Don’t be afraid to follow up on a pitch. While most reporters prefer email follow-ups, certain pitches can warrant a phone check-in. As long as you respect the reporter’s schedule, and reach out with information of value, old-school plans-based follow-up can often help nudge your pitch over the finish line.
Reporters are under a great deal of pressure and competition –more than 4 million Facebook posts every minute and 347,222 tweets each minute according to the Data Never Sleeps 3.0 report by Domo. Because of this, editors place high value on page views and social shares of the work they publish. One way to better your relationships with reporters is by promoting their work on social media. This shows reporters you are invested in helping them – and their work – be successful.
Getting inbound links from media helps your website perform better in organic search. Look for opportunities to earn links through interviews, bylined articles, roundups and even in your author bio. Incorporate links to existing resources (for example online calculator, web app, infographics) throughout your articles.

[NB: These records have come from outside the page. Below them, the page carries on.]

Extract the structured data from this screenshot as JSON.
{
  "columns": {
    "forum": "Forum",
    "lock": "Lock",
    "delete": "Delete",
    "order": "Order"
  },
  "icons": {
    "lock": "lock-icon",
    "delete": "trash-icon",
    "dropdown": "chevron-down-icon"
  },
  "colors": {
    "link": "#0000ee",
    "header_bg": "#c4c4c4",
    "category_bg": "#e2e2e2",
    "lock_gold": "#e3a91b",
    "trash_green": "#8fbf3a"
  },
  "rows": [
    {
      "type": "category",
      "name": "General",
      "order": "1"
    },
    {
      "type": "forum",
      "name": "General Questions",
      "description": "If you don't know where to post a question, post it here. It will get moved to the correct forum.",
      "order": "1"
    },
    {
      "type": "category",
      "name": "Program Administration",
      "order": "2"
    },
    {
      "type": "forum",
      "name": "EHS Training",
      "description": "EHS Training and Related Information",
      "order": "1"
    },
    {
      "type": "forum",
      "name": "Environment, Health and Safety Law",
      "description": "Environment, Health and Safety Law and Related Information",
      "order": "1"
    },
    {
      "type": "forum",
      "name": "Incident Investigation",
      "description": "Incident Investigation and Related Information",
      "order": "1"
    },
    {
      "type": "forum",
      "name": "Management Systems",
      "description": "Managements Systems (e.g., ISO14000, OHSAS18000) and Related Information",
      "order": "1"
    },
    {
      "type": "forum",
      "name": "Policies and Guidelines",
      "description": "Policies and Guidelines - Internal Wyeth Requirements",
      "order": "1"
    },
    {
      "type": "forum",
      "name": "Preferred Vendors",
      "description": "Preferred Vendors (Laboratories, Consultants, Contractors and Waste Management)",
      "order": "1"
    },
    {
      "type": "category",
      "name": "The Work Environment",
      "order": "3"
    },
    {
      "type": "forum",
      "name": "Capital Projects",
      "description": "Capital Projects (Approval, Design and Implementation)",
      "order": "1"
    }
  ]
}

While some outlets may not allow it, don’t be afraid to ask. When readers are interested in learning more about a particular topic, an embedded link is helpful and shows the value of PR in driving site traffic. Monitoring backlinks and other metrics using tools such as Google Analytics helps folks evaluate efforts over time and identify where to spend media relations efforts.
Don’t be afraid to try new angles, or reach out to reporters who ordinarily might seem out of your realm. If you’ve done your homework and are confident that what you have to say will be valuable, then go for the pitch!